The vast majority of this range of appearance consists of relatively to extremely deep waters. The creature also displays decided preferences for the temperature of the waters it lives in, as well. It seems to favor temperatures above 68F (20C), and up to approximately 82F (28C).
Yet it also shows some flexibility in this regard. That’s true since a certain percentage of observed specimens appeared in waters with a temperature of about 59F (15C). The animal does, however, seem to studiously attempt to avoid temperatures lower than this.
Despite mainly living in regions of great depths, though, it spends most of its time in the upper layers of the ocean. Most sightings occur at depths of no greater than 490 ft (150 m). Though most individuals stay offshore, some venture into areas as shallow as 120 ft (37 m).

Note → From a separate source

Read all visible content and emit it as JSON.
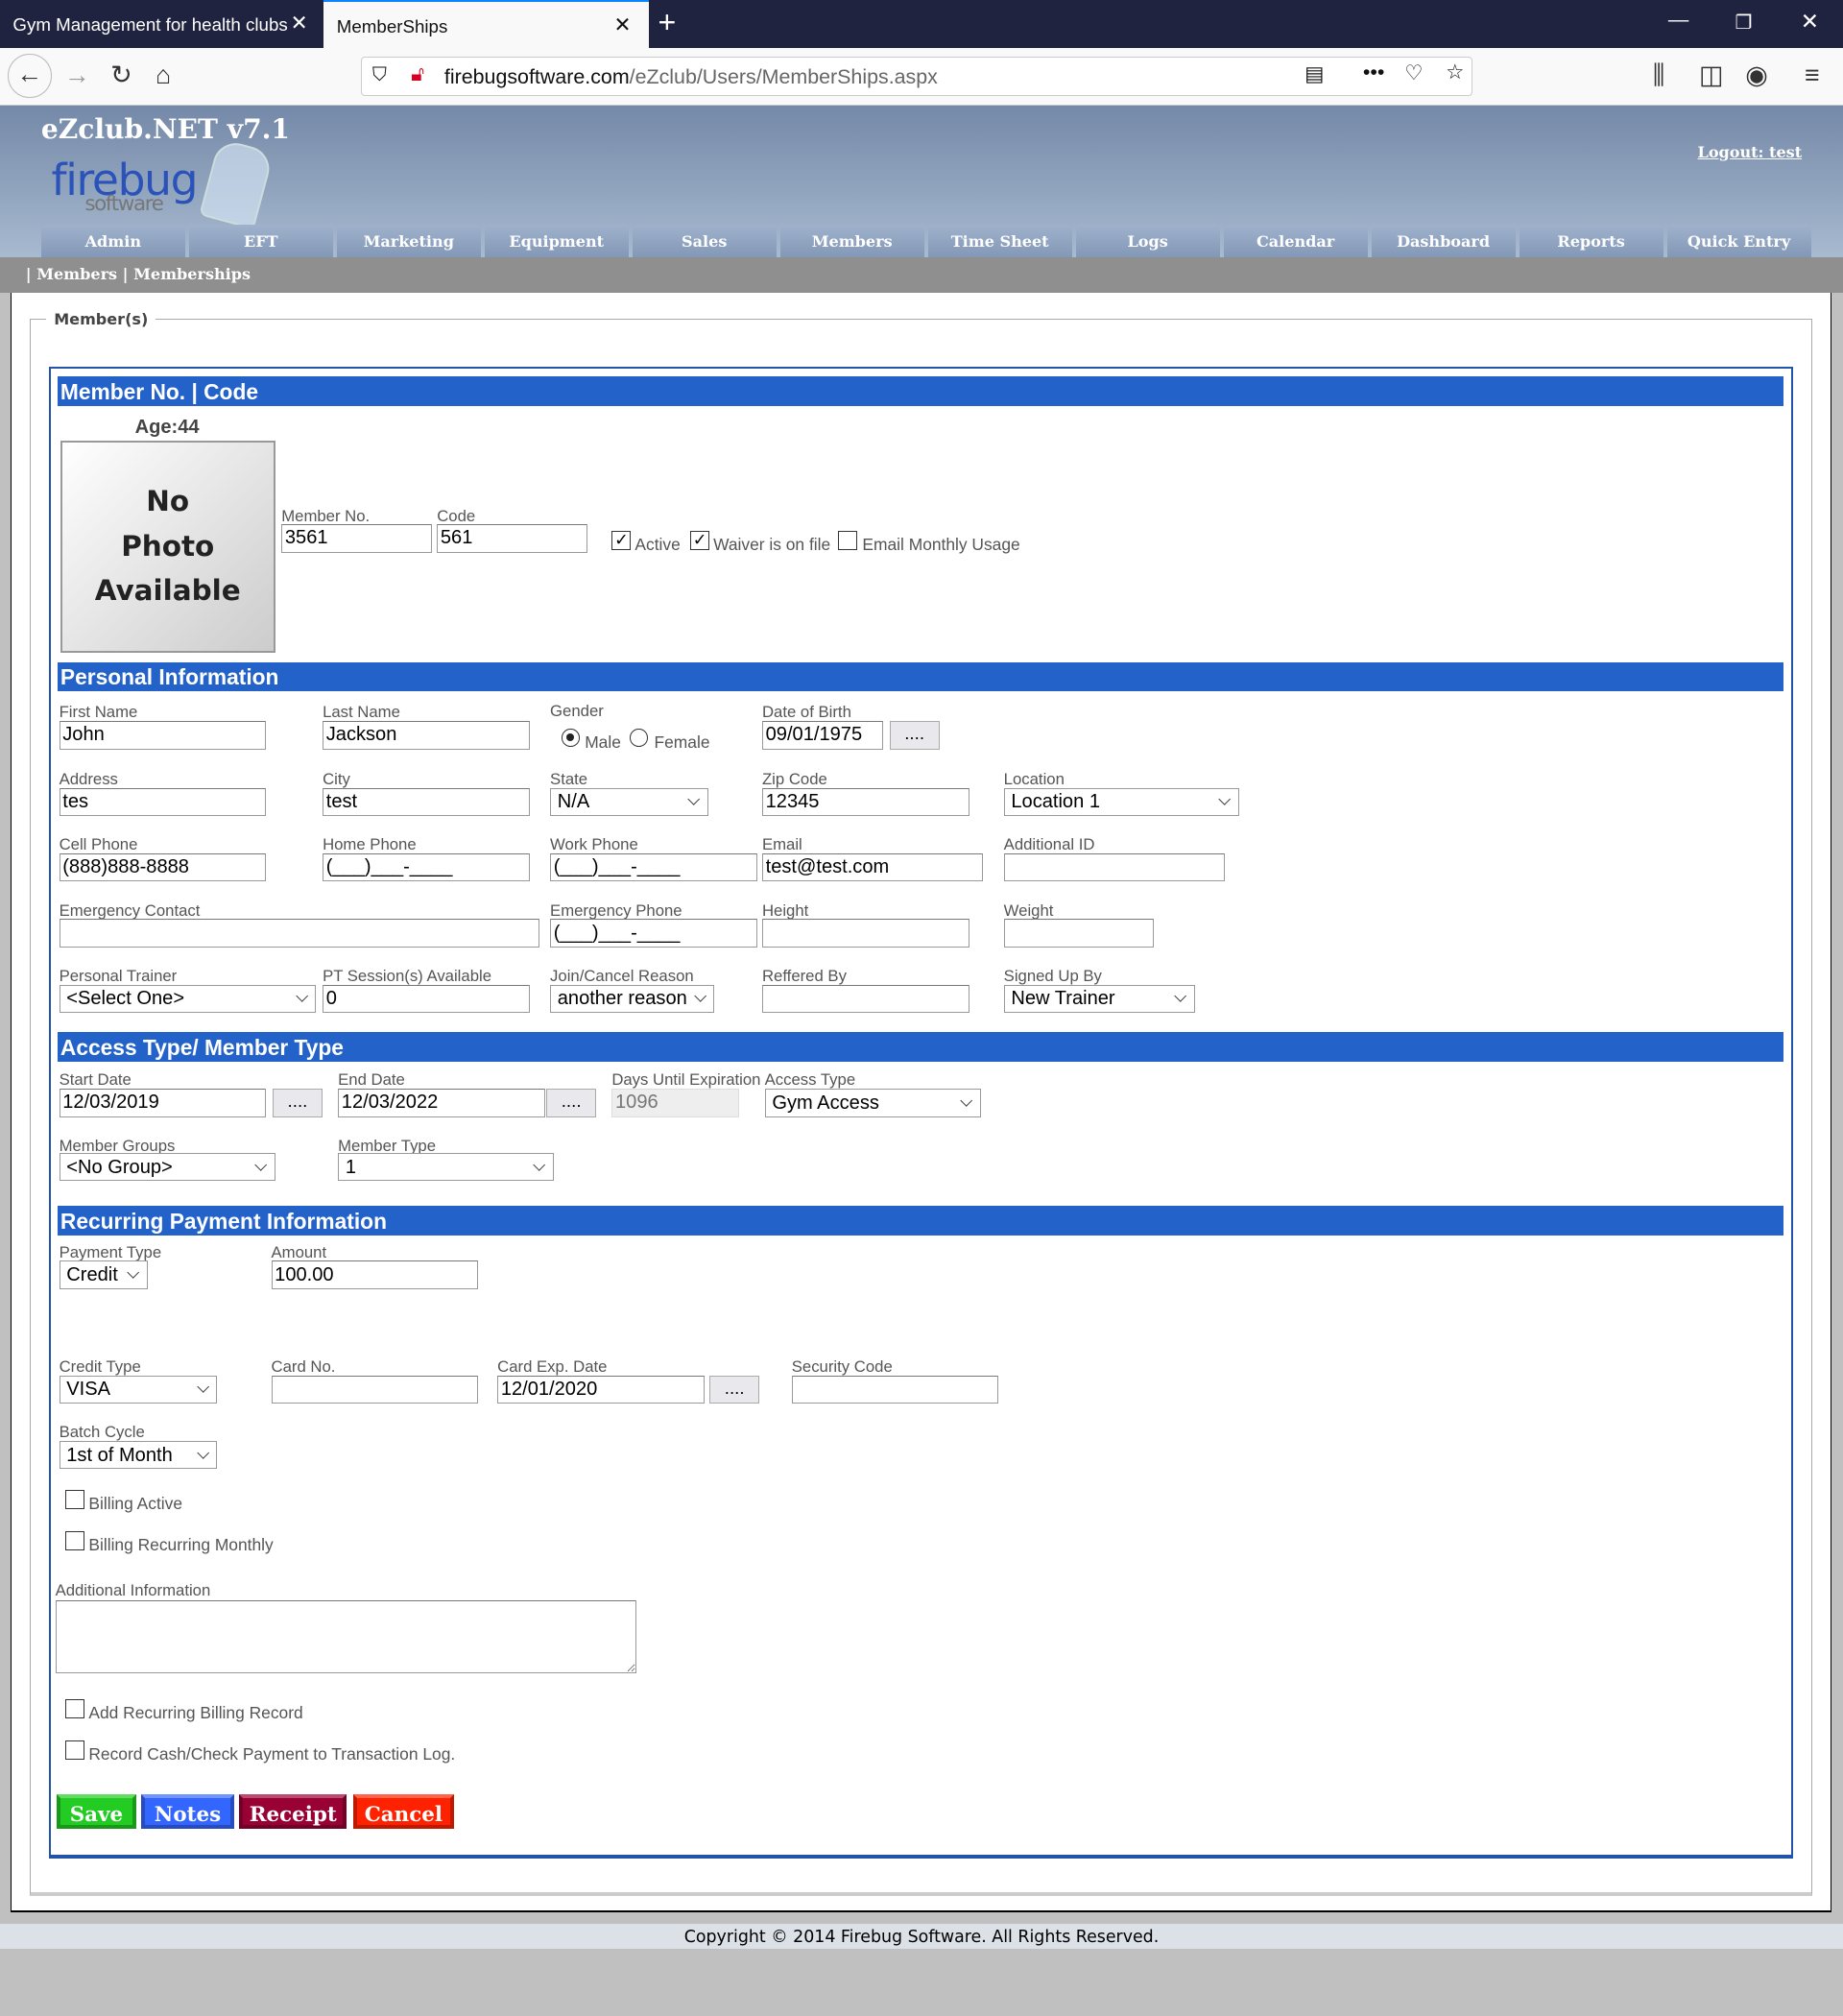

The beautiful Oceanic whitetip shark typically lives a primarily solitary life. Small, temporary groups do sometimes form, however, for hunting and feeding purposes. The animal also evolved as an active hunter, swimming and seeking out prey by both day and night equally.
As a general principle, it usually feeds on a variety of cephalopods, like small squid, and bony fish, such as oarfish and barracuda. Yet it sometimes varies this, adopting a more flexible diet. At these times, it eats such prey as stingrays, birds, crustaceans, and sea turtles.